Now you want to click on the Team Explorer tab under Solution Explorer.

That takes you to the following view and encourages you to download the command line tools. I’ll leave that up to you and focus on the Visual Studio integration:

Now it’s time to setup what’s going to be stored on Git, and what isn’t. I see no point in storing the external packages, so I want to exclude them. Click on the Changes option and you see an interface which initially assumes everything is going to be stored on Git:

I selected the packages folder, right-clicked and chose exclude:

 

So now I have a list of included and excluded changes:

It’s time to enter a commit message and then click Commit… Except that you need to set up your email address and user name first:

Click on the Configure link and it takes you to a screen where you can enter your details. Notice, it also includes a couple of ignore rules for Git-related files:

So with that set up, we can fill in a commit message and commit our changes.

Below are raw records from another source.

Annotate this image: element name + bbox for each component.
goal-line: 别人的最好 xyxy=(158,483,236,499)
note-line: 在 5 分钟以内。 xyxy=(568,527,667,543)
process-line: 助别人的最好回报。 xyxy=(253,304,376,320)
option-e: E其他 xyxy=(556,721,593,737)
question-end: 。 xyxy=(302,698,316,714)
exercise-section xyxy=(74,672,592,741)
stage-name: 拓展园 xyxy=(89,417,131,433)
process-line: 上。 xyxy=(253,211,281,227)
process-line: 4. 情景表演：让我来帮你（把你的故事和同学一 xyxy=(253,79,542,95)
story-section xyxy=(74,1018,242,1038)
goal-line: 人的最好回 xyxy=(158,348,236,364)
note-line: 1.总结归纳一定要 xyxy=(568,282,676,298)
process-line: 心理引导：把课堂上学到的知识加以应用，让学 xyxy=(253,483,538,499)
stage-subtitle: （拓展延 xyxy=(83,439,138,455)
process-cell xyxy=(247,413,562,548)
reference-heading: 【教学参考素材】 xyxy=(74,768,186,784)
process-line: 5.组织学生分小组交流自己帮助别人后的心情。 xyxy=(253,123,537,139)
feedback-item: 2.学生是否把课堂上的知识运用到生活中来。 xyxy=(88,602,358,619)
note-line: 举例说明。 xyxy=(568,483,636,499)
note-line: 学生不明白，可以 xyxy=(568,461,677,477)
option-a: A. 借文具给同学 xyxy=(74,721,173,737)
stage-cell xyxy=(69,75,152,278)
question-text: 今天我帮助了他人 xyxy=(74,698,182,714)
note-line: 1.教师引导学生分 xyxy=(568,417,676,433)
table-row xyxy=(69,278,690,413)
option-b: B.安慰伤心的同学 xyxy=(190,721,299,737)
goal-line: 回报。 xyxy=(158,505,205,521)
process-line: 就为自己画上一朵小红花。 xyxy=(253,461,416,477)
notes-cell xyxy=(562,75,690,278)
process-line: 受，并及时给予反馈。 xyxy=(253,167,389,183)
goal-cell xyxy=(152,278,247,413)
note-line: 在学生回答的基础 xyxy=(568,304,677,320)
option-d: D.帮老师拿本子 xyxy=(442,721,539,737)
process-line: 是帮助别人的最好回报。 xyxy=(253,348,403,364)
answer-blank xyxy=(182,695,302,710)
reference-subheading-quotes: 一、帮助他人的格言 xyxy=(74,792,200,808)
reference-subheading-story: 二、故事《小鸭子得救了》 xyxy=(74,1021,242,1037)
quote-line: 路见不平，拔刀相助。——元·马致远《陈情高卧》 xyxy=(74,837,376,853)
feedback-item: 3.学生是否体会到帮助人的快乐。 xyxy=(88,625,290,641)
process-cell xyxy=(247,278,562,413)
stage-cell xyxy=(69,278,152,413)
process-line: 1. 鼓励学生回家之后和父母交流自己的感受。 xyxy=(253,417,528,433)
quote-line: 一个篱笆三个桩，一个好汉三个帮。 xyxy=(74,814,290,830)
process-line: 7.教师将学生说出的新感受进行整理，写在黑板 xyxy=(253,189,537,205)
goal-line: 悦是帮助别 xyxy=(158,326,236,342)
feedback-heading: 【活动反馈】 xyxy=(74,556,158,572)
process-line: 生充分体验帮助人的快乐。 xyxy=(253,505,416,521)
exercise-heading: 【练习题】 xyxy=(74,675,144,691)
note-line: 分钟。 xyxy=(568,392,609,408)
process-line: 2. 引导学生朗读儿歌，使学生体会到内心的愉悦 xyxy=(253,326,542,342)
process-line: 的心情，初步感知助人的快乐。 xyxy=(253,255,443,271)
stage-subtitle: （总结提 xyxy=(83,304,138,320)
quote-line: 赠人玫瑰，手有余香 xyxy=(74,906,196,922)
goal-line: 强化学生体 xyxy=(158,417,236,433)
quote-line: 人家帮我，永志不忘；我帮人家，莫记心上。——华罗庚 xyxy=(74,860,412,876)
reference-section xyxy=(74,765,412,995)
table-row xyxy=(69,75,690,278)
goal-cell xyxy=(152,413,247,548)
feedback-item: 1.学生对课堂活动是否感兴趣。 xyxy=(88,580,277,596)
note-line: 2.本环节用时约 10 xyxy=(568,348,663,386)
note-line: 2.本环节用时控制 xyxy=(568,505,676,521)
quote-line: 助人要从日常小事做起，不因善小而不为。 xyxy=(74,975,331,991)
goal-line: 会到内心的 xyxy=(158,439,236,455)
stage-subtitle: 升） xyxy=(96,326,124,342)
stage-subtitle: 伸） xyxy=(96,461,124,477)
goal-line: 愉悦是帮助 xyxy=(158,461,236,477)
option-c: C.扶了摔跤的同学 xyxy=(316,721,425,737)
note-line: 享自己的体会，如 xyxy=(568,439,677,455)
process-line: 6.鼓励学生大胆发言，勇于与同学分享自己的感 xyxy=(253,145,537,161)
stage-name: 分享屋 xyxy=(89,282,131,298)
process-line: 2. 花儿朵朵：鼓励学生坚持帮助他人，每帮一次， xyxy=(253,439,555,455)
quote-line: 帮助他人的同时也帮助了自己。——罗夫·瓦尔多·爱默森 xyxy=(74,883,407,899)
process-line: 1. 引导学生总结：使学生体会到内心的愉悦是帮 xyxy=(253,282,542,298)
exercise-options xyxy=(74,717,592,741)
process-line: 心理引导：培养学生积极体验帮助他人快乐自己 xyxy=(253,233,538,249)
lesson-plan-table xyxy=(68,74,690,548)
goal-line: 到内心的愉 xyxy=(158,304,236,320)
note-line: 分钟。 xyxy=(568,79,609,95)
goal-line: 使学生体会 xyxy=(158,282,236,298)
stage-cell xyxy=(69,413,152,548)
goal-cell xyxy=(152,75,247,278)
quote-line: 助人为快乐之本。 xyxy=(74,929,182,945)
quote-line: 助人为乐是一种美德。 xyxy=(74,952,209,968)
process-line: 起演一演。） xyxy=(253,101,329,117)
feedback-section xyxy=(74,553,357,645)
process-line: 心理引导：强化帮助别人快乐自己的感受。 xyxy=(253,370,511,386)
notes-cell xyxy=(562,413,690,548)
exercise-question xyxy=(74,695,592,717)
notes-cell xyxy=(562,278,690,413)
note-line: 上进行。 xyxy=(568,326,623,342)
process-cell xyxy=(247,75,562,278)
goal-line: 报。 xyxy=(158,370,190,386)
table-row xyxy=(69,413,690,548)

This commits them to our local repository, so we’ll get a dialog re. saving the solution:

And now we’re finally ready to sync with Git:

We click on the link to go to the Unsynced Commits page, and enter the URL of our destination repository:

Except we don’t yet have a repository on GitHub. So next we need to open up a browser, go to GitHub, sign in and click on the Add | New Repository link.

I created a DynamicDataGitDemo public repository (as you have to pay for private ones, and I’m only really interested in GitHub for open source projects). I also chose not to add a ReadMe or a license just yet, as we want an empty repository for Visual Studio. We can always add a ReadMe and license later on.

And finally we have a repository and we’re ready to upload our source code:

For that, we need the https link that’s available on this screen (and later, elsewhere in the interface).

So we copy that into Visual Studio and then press Publish:

Which, not unsurprisingly, brings up a dialog asking us to provide our credentials (which we won’t have to do again if we allow it to remember them):

And that’s it. Enter your GitHub username and password, click OK, and your source code is saved to GitHub.

From that point on, you can push changes up from your local repository, or pull down changes from GitHub. On my DataAnnotationValidator project, I added a ReadMe file and a license via GitHub’s browser interface (the latter as a text file, as the tool only generates one on initial creation) and then used Visual Studio to pull them down to my local repository, as well as subsequently adding changes locally and pushing them back up.

Overall, it’s a lot less fiddly than it used to be – as are so many other things inside VS 2013.